Eddy Falconer, Director, Music

Director Statement

I studied briefly with Achim Freyer in Berlin during the Wendezeit, and he was a former DDR artist whose experiments ran up against the aesthetic prescripts of that state back in the 1970s, condemned for their non-representational color use as ‘hippie garbage’ and ‘pop’. I don’t always range into the purely abstract myself but go figure, I’m a child myself of the San Francisco 60s-70s and some essential interests I have had to investigate recently. So hippie garbage and pop.

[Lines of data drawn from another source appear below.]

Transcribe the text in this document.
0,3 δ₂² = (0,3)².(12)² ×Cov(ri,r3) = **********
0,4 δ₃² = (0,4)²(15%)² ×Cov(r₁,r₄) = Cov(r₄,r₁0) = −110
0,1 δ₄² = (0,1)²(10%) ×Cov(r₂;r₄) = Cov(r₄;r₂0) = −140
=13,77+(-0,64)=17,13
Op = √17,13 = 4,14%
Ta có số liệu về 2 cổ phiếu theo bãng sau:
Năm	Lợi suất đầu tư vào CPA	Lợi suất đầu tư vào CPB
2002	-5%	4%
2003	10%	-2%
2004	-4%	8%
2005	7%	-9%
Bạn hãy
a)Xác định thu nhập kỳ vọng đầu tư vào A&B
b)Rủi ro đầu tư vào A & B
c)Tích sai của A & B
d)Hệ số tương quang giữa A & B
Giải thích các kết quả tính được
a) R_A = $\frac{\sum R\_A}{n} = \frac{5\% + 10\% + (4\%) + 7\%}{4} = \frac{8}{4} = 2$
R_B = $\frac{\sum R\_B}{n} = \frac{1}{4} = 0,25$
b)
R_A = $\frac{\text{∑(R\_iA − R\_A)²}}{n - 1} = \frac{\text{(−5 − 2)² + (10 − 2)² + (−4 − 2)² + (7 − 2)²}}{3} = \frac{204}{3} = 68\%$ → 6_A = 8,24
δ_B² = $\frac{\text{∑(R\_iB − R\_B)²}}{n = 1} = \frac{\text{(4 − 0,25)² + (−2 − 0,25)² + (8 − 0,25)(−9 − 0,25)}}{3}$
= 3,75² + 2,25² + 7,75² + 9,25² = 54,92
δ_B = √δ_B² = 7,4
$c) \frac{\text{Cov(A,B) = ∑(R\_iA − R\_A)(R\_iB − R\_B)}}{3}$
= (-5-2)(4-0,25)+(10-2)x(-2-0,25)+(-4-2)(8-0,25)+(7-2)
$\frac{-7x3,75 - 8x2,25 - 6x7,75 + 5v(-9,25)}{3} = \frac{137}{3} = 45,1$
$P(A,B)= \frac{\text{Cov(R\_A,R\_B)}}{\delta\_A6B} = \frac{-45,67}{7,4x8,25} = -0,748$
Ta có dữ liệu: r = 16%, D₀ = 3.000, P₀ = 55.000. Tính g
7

THIS COULD BE points for some viewers to a spiritual dimension, but I want to make clear it’s not only that, and that it is indicating a certain position by its reliance on or inclusion of the outdated, busywork technology of painting by hand, on craft, on modernism..blah. Enjoy the film!

Director Biography

Born Massachusetts 1965, raised in California. Studied film theory in the 80s at Yale and in Paris, then moved to NY and began drawing comics, taking photos, hanging out with and videotaping squatters. I went from there to Europe just before the Berlin Wall fell and had many adventures, including Fluxus-inspired actions as well as the not so very thought out, all the while continuing the other practices. Then finally I got diagnosed bipolar when back in NY one time, and returned to the Bay Area to deal with that. I’ve worked since in theater and made experimental films, as well as occasionally contributing to the spoken word scene here. Movies on Film Freeway have screened internationally and won a few awards, and I have also sometimes had pieces appear in a gallery context. I continue to paint and have resumed making music, in the past few years, for the first time since childhood.